Le rapport Sauvé, mis à la connaissance du public en octobre 2021, a retenti comme une bombe atomique au sein de l’institution ecclésiastique. 216 000 victimes d’abus sexuels perpétrés par des milliers de membres du clergé en France depuis 1950. Face à ce constat accablant, les Évêques de France créent l’Inirr (Instance nationale indépendante de reconnaissance et de réparation), officiellement lancée le 8 novembre 2021. En parallèle, le Fond Selam (Fonds de solidarité et de lutte contre les agressions sexuelles sur mineurs) s’ajoute au dispositif pour amasser une somme d’argent destinée aux victimes.
« Certains ne veulent plus rien à voir affaire avec l’Église »
À mille lieux des 216 000 victimes inscrites dans le rapport Sauvé et l’enquête de la Ciase (Commission indépendante sur les abus sexuels dans l’Église), « seul » 1 500 personnes environ ont sollicité les services de l’Inirr pour réclamer une réparation financière.
« Cette différence est expliquée par le fait que le Rapport Sauvé a fait une extrapolation par rapport à un sondage, d’où ce nombre si important, souligne l’Évêque du Puy-en-Velay, Yves Baumgarten. D’autre part, beaucoup ne vont pas se signaler car ils sont trop âgés maintenant. D’autres ne veulent pas que leur nom apparaisse quelque part. Enfin, certains ne veulent plus rien à voir affaire avec l’Église ».
« Un viol unique vaut cinq points sur dix »
20 millions d’euros est la somme que l’Inirr a décidé d’atteindre pour les victimes. Un système de cotation en trois axes et avec une échelle de 1 à 10 caractérisent la gravité des actes pédophiles pour attribuer telle ou telle somme (avec un maximum de 60 000 euros) aux enfants abusés. À titre d’exemple, la gravité des violences sexuelles va de l’exhibition sexuelle aux viols multiples pendant plus de 5 ans.
Une appréciation subjective choquante pour l’ancien président de l’association de La Parole Libérée, François Devaux : « Un viol unique vaut cinq points sur dix. Quand on sait qu’un garçon ou une fille qui a été violé a en général sa vie flinguée, cinq points ce n’est pas beaucoup. Ça me heurte et ça me met même en colère ».
15 victimes de prêtres pédophiles en Haute-Loire
En Haute-Loire, Yves Baumgarten annonce le chiffre de 15 victimes dans le diocèse du Puy-en-Velay depuis les années 1950. Deux de plus se sont faites connaître à l’Inirr en 2022. « Nous n’avons pas le nombre exact de victimes, admet Yves Baumgarten. Car elles peuvent interpeller l’Inirr sans que nous en soyons au courant. C’est seulement lorsque l’Inirr a besoin d’éclaircissements sur un cas que nous savons qu’il y a eu un signalement. »

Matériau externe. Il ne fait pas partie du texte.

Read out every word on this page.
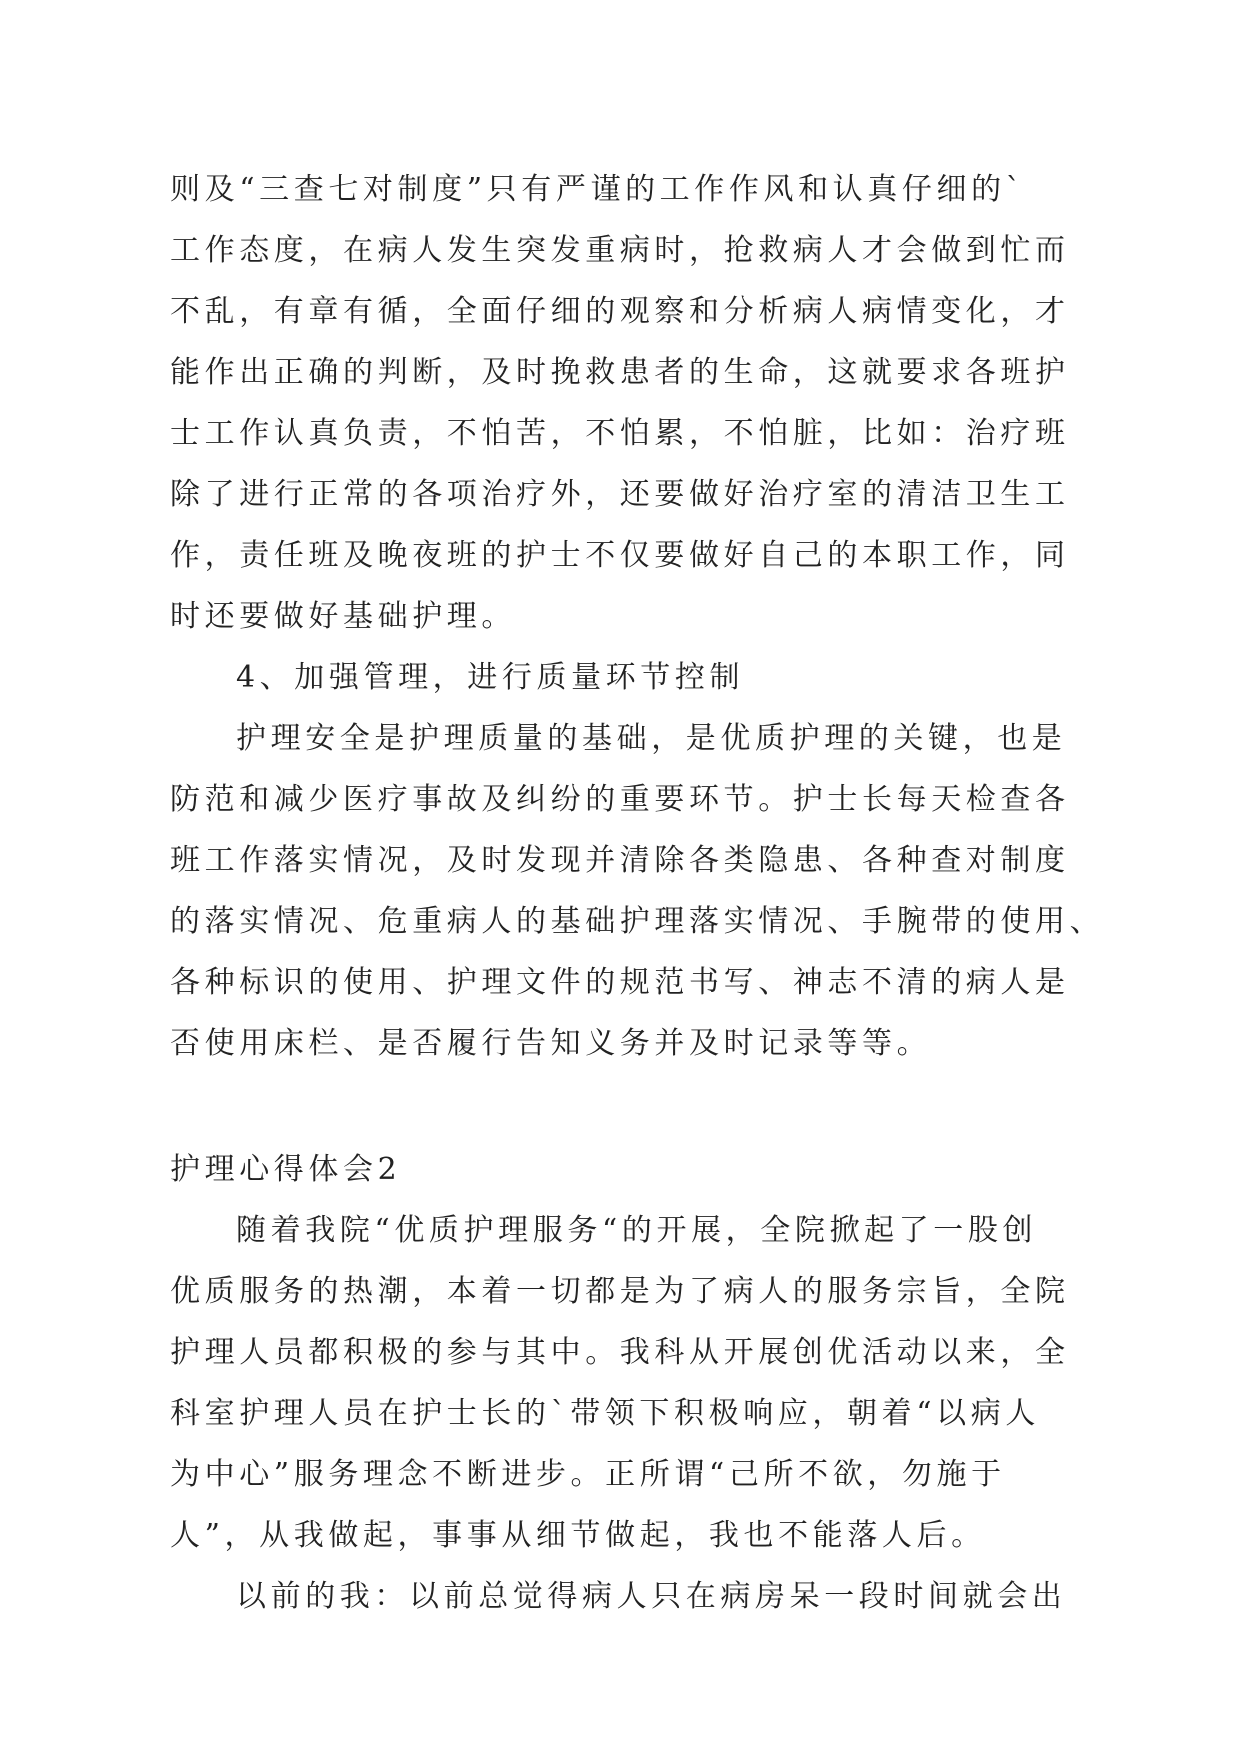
则及“三查七对制度”只有严谨的工作作风和认真仔细的`
工作态度，在病人发生突发重病时，抢救病人才会做到忙而
不乱，有章有循，全面仔细的观察和分析病人病情变化，才
能作出正确的判断，及时挽救患者的生命，这就要求各班护
士工作认真负责，不怕苦，不怕累，不怕脏，比如：治疗班
除了进行正常的各项治疗外，还要做好治疗室的清洁卫生工
作，责任班及晚夜班的护士不仅要做好自己的本职工作，同
时还要做好基础护理。
4、加强管理，进行质量环节控制
护理安全是护理质量的基础，是优质护理的关键，也是
防范和减少医疗事故及纠纷的重要环节。护士长每天检查各
班工作落实情况，及时发现并清除各类隐患、各种查对制度
的落实情况、危重病人的基础护理落实情况、手腕带的使用、
各种标识的使用、护理文件的规范书写、神志不清的病人是
否使用床栏、是否履行告知义务并及时记录等等。
护理心得体会2
随着我院“优质护理服务“的开展，全院掀起了一股创
优质服务的热潮，本着一切都是为了病人的服务宗旨，全院
护理人员都积极的参与其中。我科从开展创优活动以来，全
科室护理人员在护士长的`带领下积极响应，朝着“以病人
为中心”服务理念不断进步。正所谓“己所不欲，勿施于
人”，从我做起，事事从细节做起，我也不能落人后。
以前的我：以前总觉得病人只在病房呆一段时间就会出
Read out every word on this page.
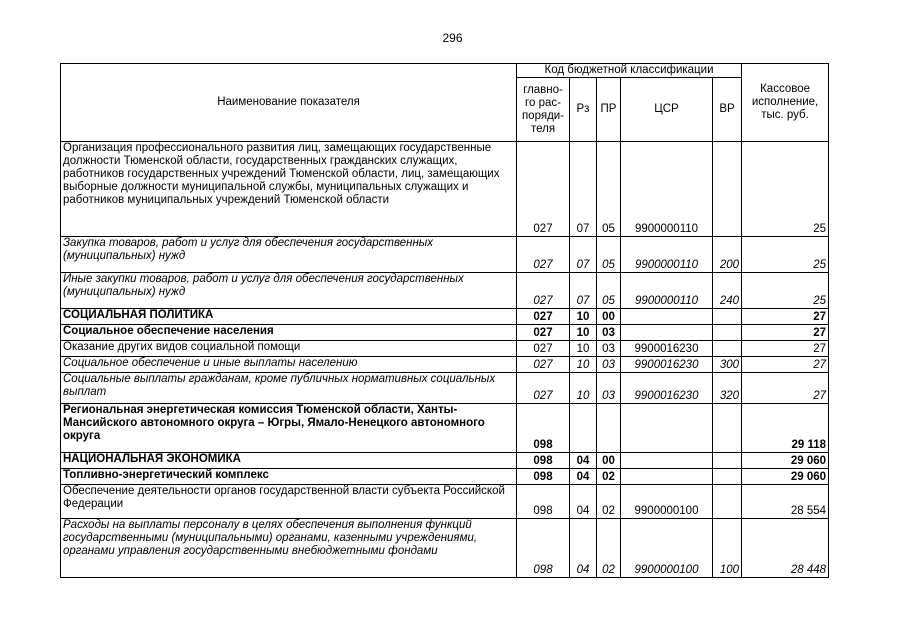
296
Наименование показателя	Код бюджетной классификации					Кассовое исполнение, тыс. руб.
	главно-го рас-поряди-теля	Рз	ПР	ЦСР	ВР	
Организация профессионального развития лиц, замещающих государственные должности Тюменской области, государственных гражданских служащих, работников государственных учреждений Тюменской области, лиц, замещающих выборные должности муниципальной службы, муниципальных служащих и работников муниципальных учреждений Тюменской области	027	07	05	9900000110		25
Закупка товаров, работ и услуг для обеспечения государственных (муниципальных) нужд	027	07	05	9900000110	200	25
Иные закупки товаров, работ и услуг для обеспечения государственных (муниципальных) нужд	027	07	05	9900000110	240	25
СОЦИАЛЬНАЯ ПОЛИТИКА	027	10	00			27
Социальное обеспечение населения	027	10	03			27
Оказание других видов социальной помощи	027	10	03	9900016230		27
Социальное обеспечение и иные выплаты населению	027	10	03	9900016230	300	27
Социальные выплаты гражданам, кроме публичных нормативных социальных выплат	027	10	03	9900016230	320	27
Региональная энергетическая комиссия Тюменской области, Ханты-Мансийского автономного округа – Югры, Ямало-Ненецкого автономного округа	098					29 118
НАЦИОНАЛЬНАЯ ЭКОНОМИКА	098	04	00			29 060
Топливно-энергетический комплекс	098	04	02			29 060
Обеспечение деятельности органов государственной власти субъекта Российской Федерации	098	04	02	9900000100		28 554
Расходы на выплаты персоналу в целях обеспечения выполнения функций государственными (муниципальными) органами, казенными учреждениями, органами управления государственными внебюджетными фондами	098	04	02	9900000100	100	28 448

L’Évêque mentionne que les mis en cause en Haute-Loire sont tous des prêtres dont beaucoup sont aujourd’hui décédés. Les deux dernières victimes altiligériennes enregistrées sont deux femmes de plus de 50 ans.
« Nous avons utilisé les dons des prêtres mis en cause pour alimenter l’enveloppe général de l’Inirr »
D’où vient l’argent ? L’Église de France assure qu’aucun centime ne provient de fonds publics et donc de la poche des citoyens lambda. Ni du don des fidèles. L’Église aurait surtout encouragé les évêques de chaque diocèse à se dessaisir de biens immobiliers et mobiliers. « De notre côté, nous avons procédé différemment, indique Yves Baumgarten. En général, à la mort d’un prêtre, il fait don de tout ce qu’il a à son diocèse. Nous avons ainsi utilisé les dons des prêtres mis en cause pour alimenter l’enveloppe général de l’Inirr. »
Chaque diocèse doit alors participer au prorata de son importance. À la question de savoir quel montant a été engrangé par le diocèse du Puy, l’Évêque répond : « Je ne souhaite pas communiquer de chiffres. Néanmoins, nous avons réussi à accumuler une somme trois fois supérieure à ce que le diocèse du Puy se doit de verser à l’Inirr ».